Late and variable decelerations were defined as recurrent if there were at least 2 decelerations in the proceeding 20 minutes and at least 50% of the contractions in that interval were associated with a deceleration.
If variable decelerations were recurrent, they were said to be severe if any 1 of the variable decelerations in the 20 minute period was longer than 1 minute and went down to 70 beats/min or if it was longer than 2 minutes and went down to 80 beats/min. Recurrent variable decelerations were said to be moderate if any 1 of the variable decelerations was longer than 30 seconds and went down to 70 beats/min or was longer than 1 minute and went down to 80 beats/min.
We defined mild baseline bradycardia to be between 100 and 110 beats/min, moderate bradycardia between 90 and 100 bpm, and severe bradycardia less than 90 beats/min. Since completing this work, we have learned that our interpretations of these levels were higher than those intended by the authors of the framework.
We measured how long each tracing spent in every color over the course of the 3 hours. Thus, it was possible to measure how many tracings in each group attained any of the 5 color-coded levels as well as how long they spent in or above each level.
Receiver-operating characteristic (ROC) curves are a standard way of examining how well a test can identify members from the group with the adverse outcome (sensitivity) and the associated rate of incorrectly detecting members in the normal or control group (false-positive rate) as one varies a component of the test. This technique was useful to examine the effect of increasing duration of tracing abnormality on the associated sensitivity and false positive rates.

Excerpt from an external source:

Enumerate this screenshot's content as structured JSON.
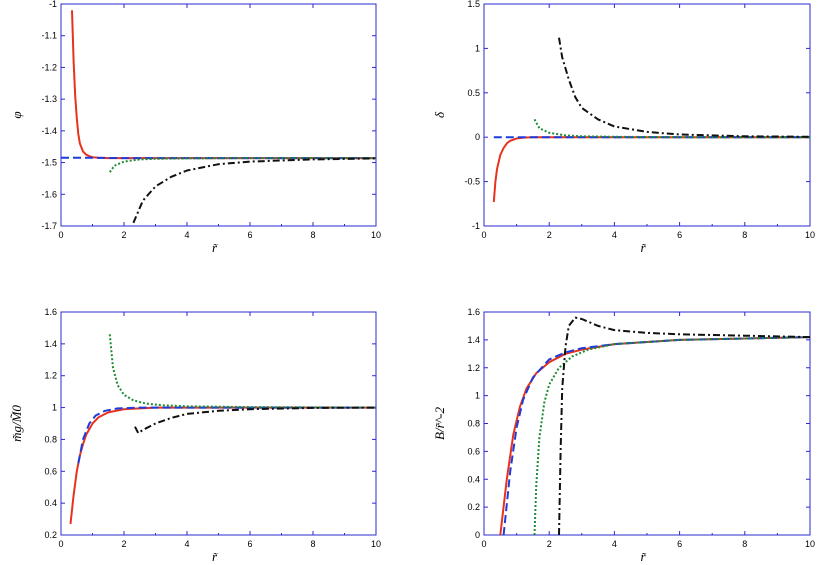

We constructed ROC curves by varying the amount of time spent at or above each of the colors. For example, each point along the red curve in the collection of ROC curves in the Figure represents a certain duration of time spent in red. The corresponding location along the vertical axis shows how often these conditions were found among the group A cases (sensitivity or true-positive rate), and the location along the horizontal axis shows how often these same conditions were found in group N (false-positive rate).